Unlike the NASDAQ, the cut-off for the lowest P/E quintile dropped today to 10.56. The S&P's dividend yield remained unchanged at 2.88%. After ETFs and stocks with market caps of less that 500M were eliminated, along with too-good-to-be-true cases, the Low P/E Bin was left with ninety-two stocks: an increase of three from yesterday. Here are the changes in the Low P/E Bin, as dash-listed below:
- American Electric Power Company, Inc.
- FirstEnergy Corp.
- Merck & Co., Inc.
- Titanium Metals Corporation
- Financial Federal Corporation
The first Arrival, American Electric Power, got back in the Bin because of P/E compression. It had a good run in mid-late June, and another one in mid-July. Now, it's beginning to fall back. It's one of the companies lobbying to have the cap-and-trade bill changed; said bill is explanation enough for its rally fizzling. TheHill.com mentions it as one of the biggest coal consumers in the country along with Southern Co., but mentions no other utilities. That could be because American Electric, along with Southern, is carrying the lobbying ball on this one. The second Arrival, FirstEnergy, is also an electric utility that's come back to the Bin after a long absence. As an industry, though, electric utilities closed down 0.42% on the day. That drop was only marginally less than the Dow's -0.39%, but somewhat worse than the S&P's -0.05%.
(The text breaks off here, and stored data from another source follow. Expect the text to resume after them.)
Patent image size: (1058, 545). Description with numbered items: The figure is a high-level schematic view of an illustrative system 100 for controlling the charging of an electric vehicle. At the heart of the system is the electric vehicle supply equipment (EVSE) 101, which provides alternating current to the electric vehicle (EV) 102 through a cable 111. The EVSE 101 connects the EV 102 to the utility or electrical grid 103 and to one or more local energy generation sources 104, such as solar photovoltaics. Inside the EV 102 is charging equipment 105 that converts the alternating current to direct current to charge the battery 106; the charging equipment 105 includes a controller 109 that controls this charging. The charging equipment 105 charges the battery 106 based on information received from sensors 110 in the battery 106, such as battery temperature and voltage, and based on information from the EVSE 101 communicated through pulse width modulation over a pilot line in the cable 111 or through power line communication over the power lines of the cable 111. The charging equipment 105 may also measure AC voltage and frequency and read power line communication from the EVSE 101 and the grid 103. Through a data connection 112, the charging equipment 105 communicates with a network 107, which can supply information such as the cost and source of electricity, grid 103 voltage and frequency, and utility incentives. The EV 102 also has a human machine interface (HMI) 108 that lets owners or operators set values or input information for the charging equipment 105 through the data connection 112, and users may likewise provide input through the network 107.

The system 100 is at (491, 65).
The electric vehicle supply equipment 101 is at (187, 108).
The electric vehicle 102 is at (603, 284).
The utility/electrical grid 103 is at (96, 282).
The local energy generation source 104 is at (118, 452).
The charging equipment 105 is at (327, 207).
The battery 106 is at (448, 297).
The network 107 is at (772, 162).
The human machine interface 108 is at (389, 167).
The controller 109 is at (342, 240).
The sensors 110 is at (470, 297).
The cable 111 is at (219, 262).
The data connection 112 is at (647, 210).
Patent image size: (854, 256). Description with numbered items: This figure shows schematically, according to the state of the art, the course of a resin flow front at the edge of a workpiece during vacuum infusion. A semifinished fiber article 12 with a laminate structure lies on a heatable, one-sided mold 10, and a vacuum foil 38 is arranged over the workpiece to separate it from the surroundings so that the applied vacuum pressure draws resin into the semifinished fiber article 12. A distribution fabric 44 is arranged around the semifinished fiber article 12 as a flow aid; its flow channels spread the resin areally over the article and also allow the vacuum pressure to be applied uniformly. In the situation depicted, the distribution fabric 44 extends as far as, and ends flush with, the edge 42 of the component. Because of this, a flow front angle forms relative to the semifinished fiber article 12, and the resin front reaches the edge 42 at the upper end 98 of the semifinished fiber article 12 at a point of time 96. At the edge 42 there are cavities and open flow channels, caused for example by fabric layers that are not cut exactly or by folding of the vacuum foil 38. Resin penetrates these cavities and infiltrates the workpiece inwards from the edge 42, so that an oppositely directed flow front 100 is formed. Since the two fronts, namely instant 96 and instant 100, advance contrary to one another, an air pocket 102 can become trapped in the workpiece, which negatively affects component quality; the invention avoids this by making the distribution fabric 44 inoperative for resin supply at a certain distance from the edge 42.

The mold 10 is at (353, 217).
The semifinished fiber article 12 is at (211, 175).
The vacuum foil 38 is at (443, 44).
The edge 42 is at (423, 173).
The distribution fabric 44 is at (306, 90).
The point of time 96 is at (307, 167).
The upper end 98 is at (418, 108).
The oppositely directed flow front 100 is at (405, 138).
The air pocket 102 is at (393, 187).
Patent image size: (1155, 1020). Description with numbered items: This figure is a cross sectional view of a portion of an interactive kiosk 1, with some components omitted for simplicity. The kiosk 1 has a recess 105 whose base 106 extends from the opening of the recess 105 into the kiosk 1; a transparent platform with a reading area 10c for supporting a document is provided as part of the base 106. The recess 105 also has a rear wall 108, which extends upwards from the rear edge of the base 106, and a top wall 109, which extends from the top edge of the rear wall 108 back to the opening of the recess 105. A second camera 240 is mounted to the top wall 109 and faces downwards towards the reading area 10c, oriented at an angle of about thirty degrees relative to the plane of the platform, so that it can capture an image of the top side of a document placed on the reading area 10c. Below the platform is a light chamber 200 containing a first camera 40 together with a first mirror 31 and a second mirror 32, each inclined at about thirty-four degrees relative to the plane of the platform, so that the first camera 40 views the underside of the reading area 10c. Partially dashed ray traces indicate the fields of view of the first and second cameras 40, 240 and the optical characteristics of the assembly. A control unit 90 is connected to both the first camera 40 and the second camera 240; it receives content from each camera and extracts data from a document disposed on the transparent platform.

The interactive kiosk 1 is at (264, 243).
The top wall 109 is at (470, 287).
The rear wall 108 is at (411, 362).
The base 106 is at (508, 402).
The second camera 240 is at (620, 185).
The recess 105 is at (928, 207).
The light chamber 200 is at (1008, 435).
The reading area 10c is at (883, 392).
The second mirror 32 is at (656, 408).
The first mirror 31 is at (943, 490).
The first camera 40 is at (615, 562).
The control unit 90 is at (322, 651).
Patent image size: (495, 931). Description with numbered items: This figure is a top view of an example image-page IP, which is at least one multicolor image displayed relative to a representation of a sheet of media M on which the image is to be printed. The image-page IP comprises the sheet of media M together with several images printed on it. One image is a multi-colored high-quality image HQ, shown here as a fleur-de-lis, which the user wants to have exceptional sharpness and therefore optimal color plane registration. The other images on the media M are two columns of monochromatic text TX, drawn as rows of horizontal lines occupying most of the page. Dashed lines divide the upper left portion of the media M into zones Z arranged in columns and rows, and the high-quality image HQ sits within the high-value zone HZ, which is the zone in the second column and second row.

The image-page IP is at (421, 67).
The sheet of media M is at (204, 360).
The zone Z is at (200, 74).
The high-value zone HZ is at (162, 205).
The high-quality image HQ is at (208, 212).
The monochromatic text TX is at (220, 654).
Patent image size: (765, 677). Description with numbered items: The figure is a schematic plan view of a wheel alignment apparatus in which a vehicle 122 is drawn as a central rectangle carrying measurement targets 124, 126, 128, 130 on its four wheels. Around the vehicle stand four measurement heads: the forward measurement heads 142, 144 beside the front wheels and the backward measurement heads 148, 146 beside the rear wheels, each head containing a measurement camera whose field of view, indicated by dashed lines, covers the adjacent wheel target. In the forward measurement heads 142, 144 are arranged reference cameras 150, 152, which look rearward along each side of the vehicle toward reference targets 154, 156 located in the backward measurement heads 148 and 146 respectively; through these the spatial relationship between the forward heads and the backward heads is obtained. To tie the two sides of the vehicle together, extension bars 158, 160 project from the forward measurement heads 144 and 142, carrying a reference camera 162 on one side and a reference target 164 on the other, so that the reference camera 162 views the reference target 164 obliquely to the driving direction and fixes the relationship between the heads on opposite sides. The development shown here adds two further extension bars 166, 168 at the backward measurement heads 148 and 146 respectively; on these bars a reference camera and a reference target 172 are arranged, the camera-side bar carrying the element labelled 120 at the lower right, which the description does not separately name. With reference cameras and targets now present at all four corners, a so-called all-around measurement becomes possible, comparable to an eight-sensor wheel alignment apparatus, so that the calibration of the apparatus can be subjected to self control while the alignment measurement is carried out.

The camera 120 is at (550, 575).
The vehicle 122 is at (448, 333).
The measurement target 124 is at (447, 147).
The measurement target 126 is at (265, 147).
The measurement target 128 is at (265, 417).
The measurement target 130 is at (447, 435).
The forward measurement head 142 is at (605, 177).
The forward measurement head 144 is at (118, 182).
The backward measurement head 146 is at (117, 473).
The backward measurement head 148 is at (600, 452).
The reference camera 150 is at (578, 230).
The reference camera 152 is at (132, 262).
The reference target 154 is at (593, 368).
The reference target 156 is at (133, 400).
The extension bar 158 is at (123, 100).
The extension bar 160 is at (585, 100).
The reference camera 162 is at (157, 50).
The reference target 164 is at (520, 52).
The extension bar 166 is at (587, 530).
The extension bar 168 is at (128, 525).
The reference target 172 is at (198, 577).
Merck & Co. also returned to the Bin, after a much shorter time away than American Electric's or FirstEnergy's. It dropped 0.57% today, a slight one when compared to its 6.12% rise yesterday, but that drop was just enough to push it back in the Bin.
Titanium Metals also got in through P/E compression - a lot of it. The stock dropped 7.97% today, although there was no earnings or other news to explain why. As the name indicates, it makes titanium products. After a nice rally from April 21st to June 11th, in which the stock was up 88.2%, Titanium Metals has been falling quite a bit: in regular trading, it closed today at $7.85. It's had a checkered 10-year earnings history, although the overall trend has been from losses to earnings to increased earnings until last year. That earnings retrenchment continued in the first quarter of this year, when diluted EPS dropped 50% from 1Q '08's. Cash from operating activities dropped even more in the same timeframe, by 57.8%, but slashing capital expenditures kept Titanium Metals's free cash flow dropping only 28.2%. It has passed its 8 cent dividend for the last two quarters, even though current free cash flow would have barely covered it in both of those quarters. I note that the company didn't have much of a dividend record to begin with: its 8 cent dividend was only paid for five consecutive quarters out of the last ten years. Prior to Dec. 13, 2007, the last dividend the company paid was 1 cent per share on August 30th, 1999. Its current book value is $6.06, well below its closing price of $7.85.
The only Departure, Financial Federal, was somewhat of a Bin oddity. Its market cap was small enough to make it almost at the 500M cut-off when it first entered the Bin yesterday. Today, thanks to a mere 0.92% drop, Federal sunk below the cut-off and got ejected.
That's all for today's Wrapup. Thanks for reading, and enjoy the trading ranges while they last.